While creating the documentary, Oduwole traveled to Ghana, where she witnessed firsthand how many girls were left out of education in the country. This experience became an inspiration for her advocacy work, she said.

“There are so many other countries where children wish they had that option that we have to go to school Monday to Friday so that we can learn something, learn skills, learn knowledge that they can use to empower themselves when they get old. So that’s really what drives me,” Oduwole said.

Oduwole said she has created seven films since her first that cover a variety of topics, from the 2014 FIFA World Cup to the work of Nelson Mandela.

Through her advocacy work, Oduwole has met many different world leaders and politicians. Jerrica Mathis, an American health care lobbyist, said she met Oduwole in South Africa in 2016. Struck by Oduwole’s initiative, she exchanged contact information with Oduwole’s father and has been keeping up with Oduwole’s work ever since.

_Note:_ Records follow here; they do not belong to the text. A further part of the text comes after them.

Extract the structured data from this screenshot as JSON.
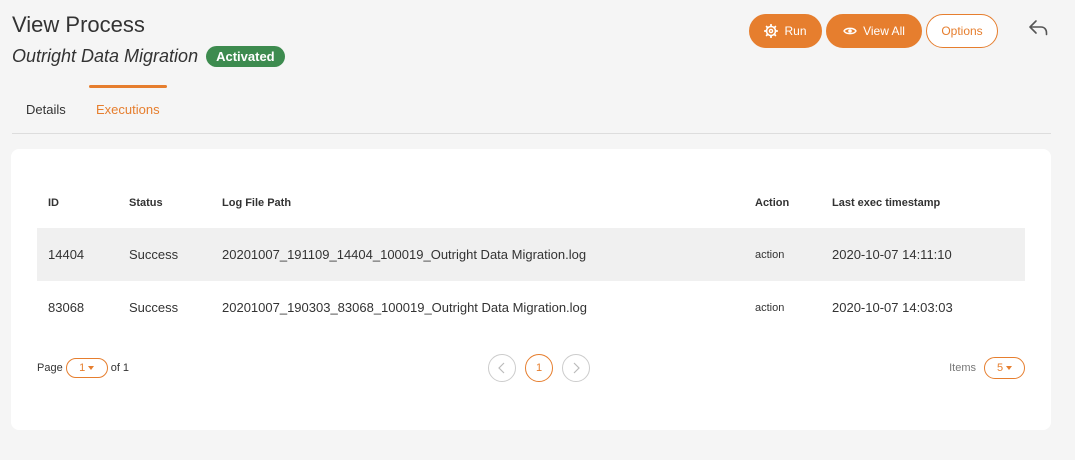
{
  "header": {
    "title": "View Process",
    "process_name": "Outright Data Migration",
    "status_badge": "Activated"
  },
  "toolbar": {
    "run_label": "Run",
    "view_all_label": "View All",
    "options_label": "Options"
  },
  "tabs": [
    {
      "label": "Details",
      "active": false
    },
    {
      "label": "Executions",
      "active": true
    }
  ],
  "table": {
    "columns": [
      "ID",
      "Status",
      "Log File Path",
      "Action",
      "Last exec timestamp"
    ],
    "rows": [
      {
        "id": "14404",
        "status": "Success",
        "path": "20201007_191109_14404_100019_Outright Data Migration.log",
        "action": "action",
        "timestamp": "2020-10-07 14:11:10"
      },
      {
        "id": "83068",
        "status": "Success",
        "path": "20201007_190303_83068_100019_Outright Data Migration.log",
        "action": "action",
        "timestamp": "2020-10-07 14:03:03"
      }
    ]
  },
  "pager": {
    "page_label": "Page",
    "current_page": "1",
    "of_label": "of 1",
    "page_button": "1",
    "items_label": "Items",
    "items_per_page": "5"
  },
  "colors": {
    "accent": "#e67e2e",
    "badge": "#3d8b4f"
  }
}
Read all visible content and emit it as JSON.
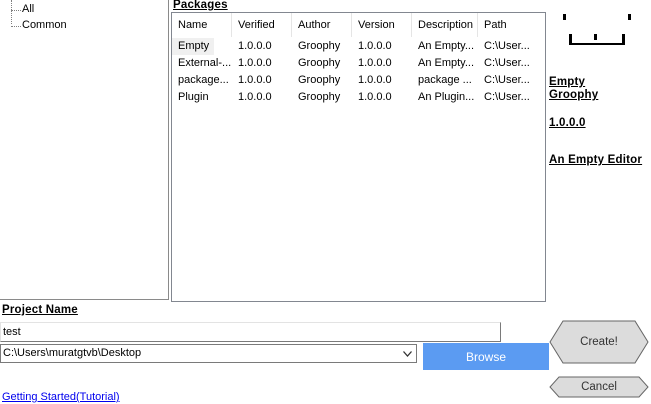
{
  "tree": {
    "items": [
      {
        "label": "All"
      },
      {
        "label": "Common"
      }
    ]
  },
  "packages": {
    "title": "Packages",
    "columns": [
      "Name",
      "Verified",
      "Author",
      "Version",
      "Description",
      "Path"
    ],
    "rows": [
      {
        "name": "Empty",
        "verified": "1.0.0.0",
        "author": "Groophy",
        "version": "1.0.0.0",
        "description": "An Empty...",
        "path": "C:\\User..."
      },
      {
        "name": "External-...",
        "verified": "1.0.0.0",
        "author": "Groophy",
        "version": "1.0.0.0",
        "description": "An Empty...",
        "path": "C:\\User..."
      },
      {
        "name": "package...",
        "verified": "1.0.0.0",
        "author": "Groophy",
        "version": "1.0.0.0",
        "description": "package ...",
        "path": "C:\\User..."
      },
      {
        "name": "Plugin",
        "verified": "1.0.0.0",
        "author": "Groophy",
        "version": "1.0.0.0",
        "description": "An Plugin...",
        "path": "C:\\User..."
      }
    ]
  },
  "details": {
    "name": "Empty",
    "author": "Groophy",
    "version": "1.0.0.0",
    "description": "An Empty Editor"
  },
  "project": {
    "title": "Project Name",
    "name_value": "test",
    "location_value": "C:\\Users\\muratgtvb\\Desktop"
  },
  "buttons": {
    "browse": "Browse",
    "create": "Create!",
    "cancel": "Cancel"
  },
  "link": {
    "getting_started": "Getting Started(Tutorial)"
  },
  "colors": {
    "browse_bg": "#5b9bf2",
    "hex_button_bg": "#dcdcdc",
    "link": "#0000ee"
  }
}
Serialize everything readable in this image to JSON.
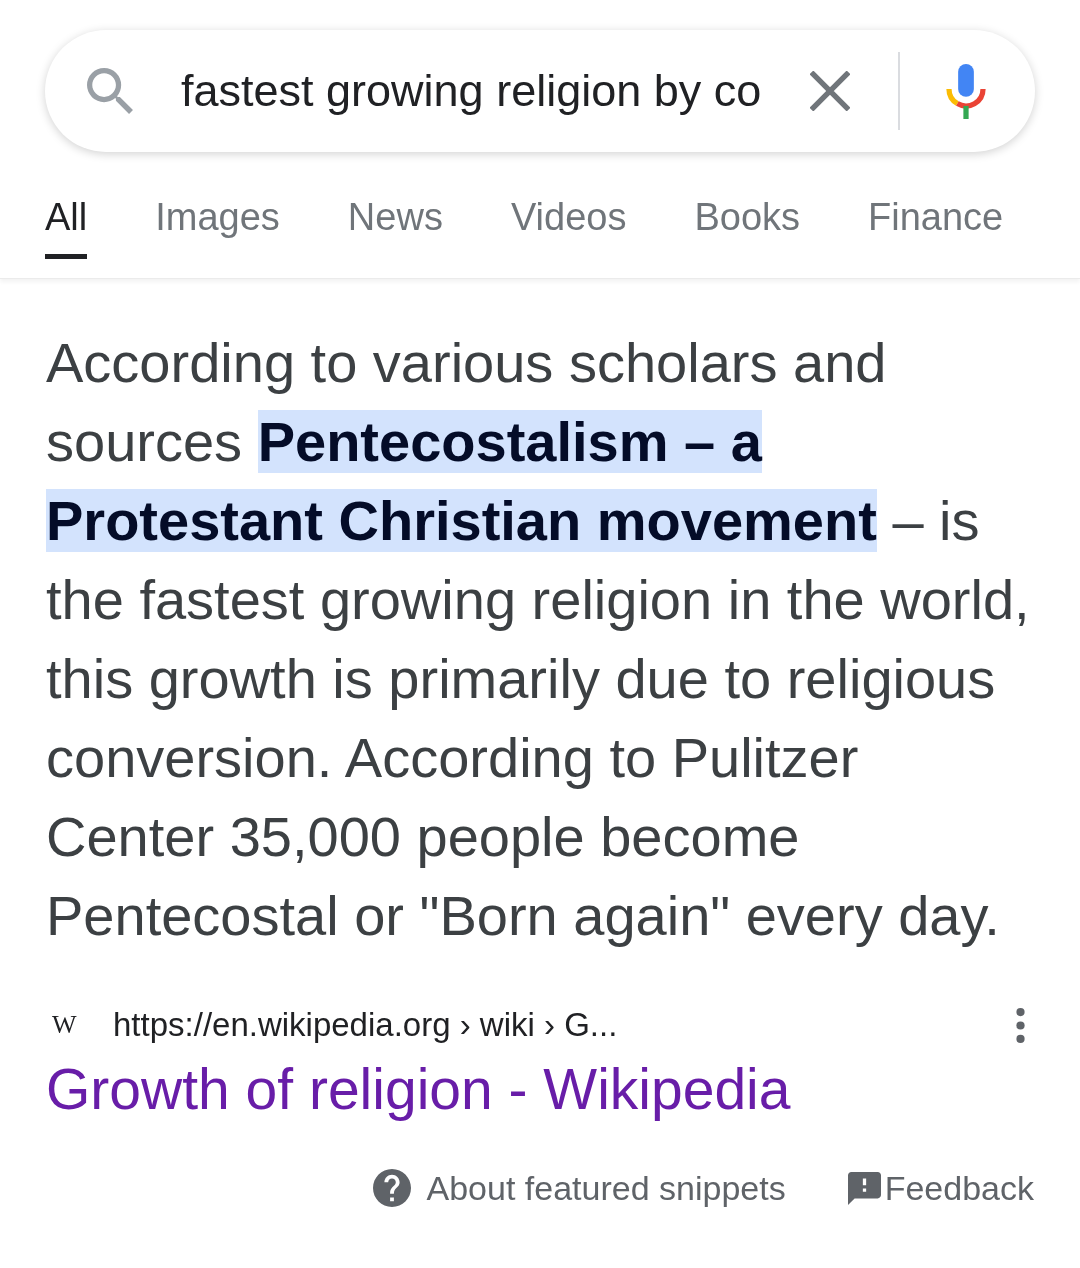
{
  "search": {
    "value": "fastest growing religion by co"
  },
  "tabs": [
    {
      "label": "All",
      "selected": true
    },
    {
      "label": "Images",
      "selected": false
    },
    {
      "label": "News",
      "selected": false
    },
    {
      "label": "Videos",
      "selected": false
    },
    {
      "label": "Books",
      "selected": false
    },
    {
      "label": "Finance",
      "selected": false
    }
  ],
  "snippet": {
    "text": "According to various scholars and sources **Pentecostalism – a Protestant Christian movement** – is the fastest growing religion in the world, this growth is primarily due to religious conversion. According to Pulitzer Center 35,000 people become Pentecostal or \"Born again\" every day."
  },
  "source": {
    "favicon": "W",
    "url": "https://en.wikipedia.org › wiki › G...",
    "title": "Growth of religion - Wikipedia"
  },
  "footer": {
    "about": "About featured snippets",
    "feedback": "Feedback"
  }
}
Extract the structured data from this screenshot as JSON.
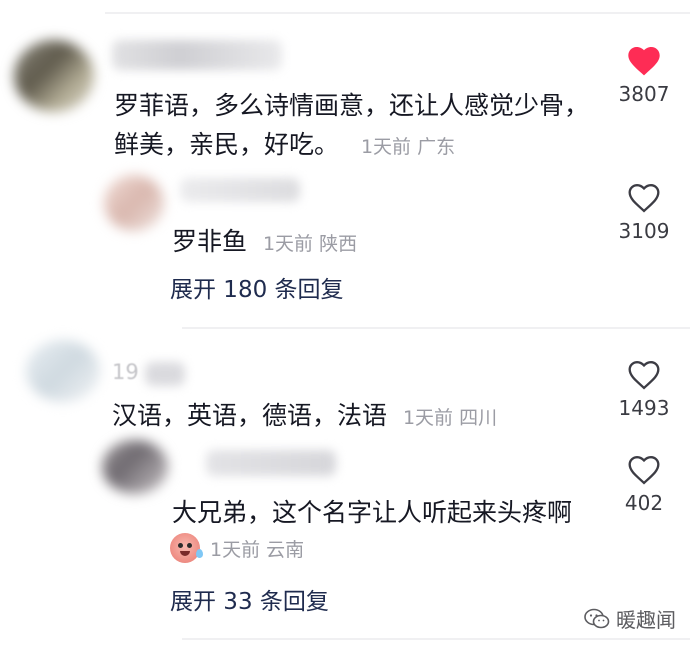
{
  "comments": [
    {
      "text_line1": "罗菲语，多么诗情画意，还让人感觉少骨，",
      "text_line2": "鲜美，亲民，好吃。",
      "meta": "1天前 广东",
      "likes": "3807",
      "liked": true,
      "reply": {
        "text": "罗非鱼",
        "meta": "1天前 陕西",
        "likes": "3109"
      },
      "expand_label": "展开 180 条回复"
    },
    {
      "username_partial": "19",
      "text": "汉语，英语，德语，法语",
      "meta": "1天前 四川",
      "likes": "1493",
      "reply": {
        "text": "大兄弟，这个名字让人听起来头疼啊",
        "meta": "1天前 云南",
        "likes": "402",
        "emoji": "sweat-emoji"
      },
      "expand_label": "展开 33 条回复"
    }
  ],
  "watermark": {
    "icon": "wechat-icon",
    "text": "暖趣闻"
  },
  "colors": {
    "liked_heart": "#fe2c55",
    "meta_gray": "#9b9ca4",
    "expand_text": "#1f2b4e"
  }
}
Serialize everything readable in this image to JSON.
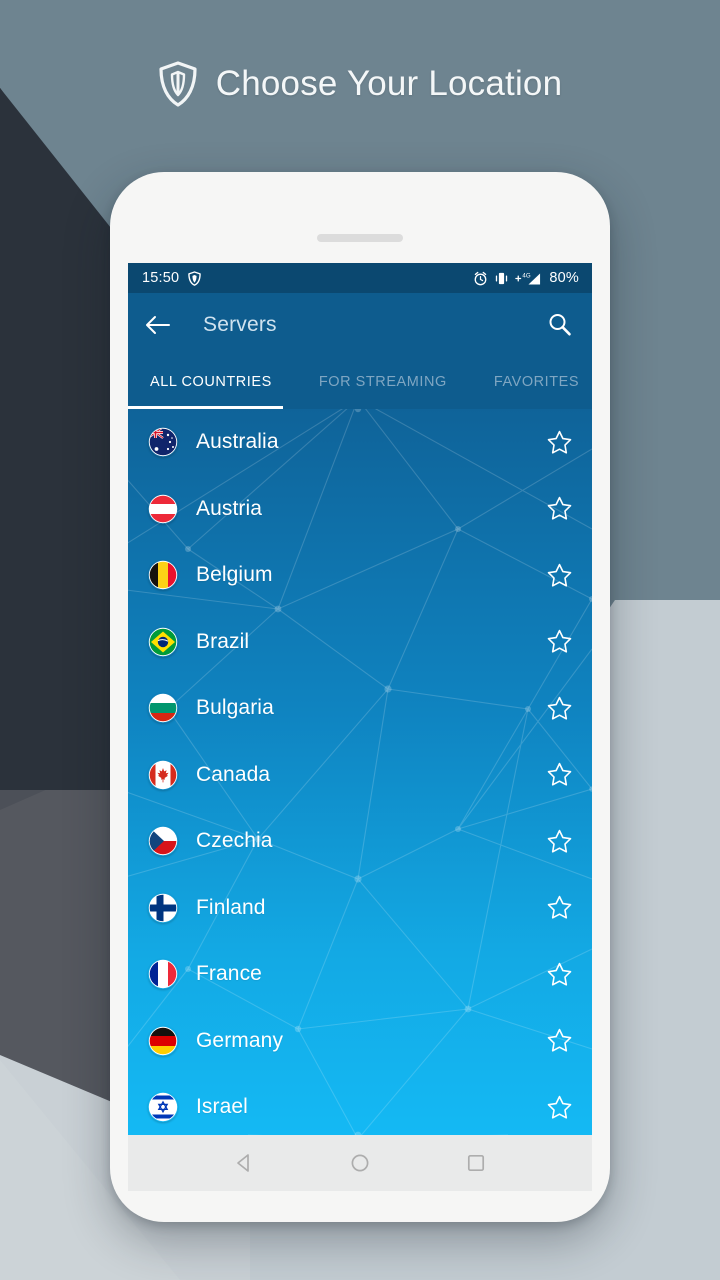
{
  "header": {
    "title": "Choose Your Location",
    "logo_icon": "shield-icon"
  },
  "colors": {
    "page_bg": "#6e8490",
    "dark_shape": "#2b323b",
    "mid_shape": "#4c5058",
    "light_shape": "#c3ccd2",
    "phone_body": "#f6f6f5",
    "status_bar": "#0b4870",
    "app_bar": "#0e5c8e",
    "tab_active": "#ffffff",
    "tab_inactive": "#7fa6c2",
    "list_gradient_top": "#0f6399",
    "list_gradient_bottom": "#14b9f4",
    "nav_bar": "#e9eaea"
  },
  "status_bar": {
    "time": "15:50",
    "shield_icon": "shield-icon",
    "alarm_icon": "alarm-clock-icon",
    "vibrate_icon": "vibrate-icon",
    "network_label": "4G",
    "signal_icon": "signal-bars-icon",
    "battery": "80%"
  },
  "app_bar": {
    "back_icon": "back-arrow-icon",
    "title": "Servers",
    "search_icon": "search-icon"
  },
  "tabs": [
    {
      "label": "ALL COUNTRIES",
      "active": true
    },
    {
      "label": "FOR STREAMING",
      "active": false
    },
    {
      "label": "FAVORITES",
      "active": false
    }
  ],
  "countries": [
    {
      "name": "Australia",
      "flag": "flag-australia",
      "favorite": false
    },
    {
      "name": "Austria",
      "flag": "flag-austria",
      "favorite": false
    },
    {
      "name": "Belgium",
      "flag": "flag-belgium",
      "favorite": false
    },
    {
      "name": "Brazil",
      "flag": "flag-brazil",
      "favorite": false
    },
    {
      "name": "Bulgaria",
      "flag": "flag-bulgaria",
      "favorite": false
    },
    {
      "name": "Canada",
      "flag": "flag-canada",
      "favorite": false
    },
    {
      "name": "Czechia",
      "flag": "flag-czechia",
      "favorite": false
    },
    {
      "name": "Finland",
      "flag": "flag-finland",
      "favorite": false
    },
    {
      "name": "France",
      "flag": "flag-france",
      "favorite": false
    },
    {
      "name": "Germany",
      "flag": "flag-germany",
      "favorite": false
    },
    {
      "name": "Israel",
      "flag": "flag-israel",
      "favorite": false
    }
  ],
  "nav_bar": {
    "back": "nav-back-icon",
    "home": "nav-home-icon",
    "recents": "nav-recents-icon"
  }
}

“Even though I’m about to be 40 myself, … I totally look up to her and have a major respect for what she’s doing,” Mathis said.

Janjuha-Jivraj believes that Oduwole is creating tangible change because she is an effective role model for girls around the world.

“She’s completely accessible to younger girls and … gets them excited about learning new information, learning new knowledge,” Janjuha-Jivraj said.

Mathis said Oduwole’s work is important because of her ability to change young girls’ lives through her advocacy.

“They may not know that these opportunities exist for them, and so I think she’s making a difference in their life that way,” Mathis said. “I think that we’ll see the benefits and profits of that over the years to come.”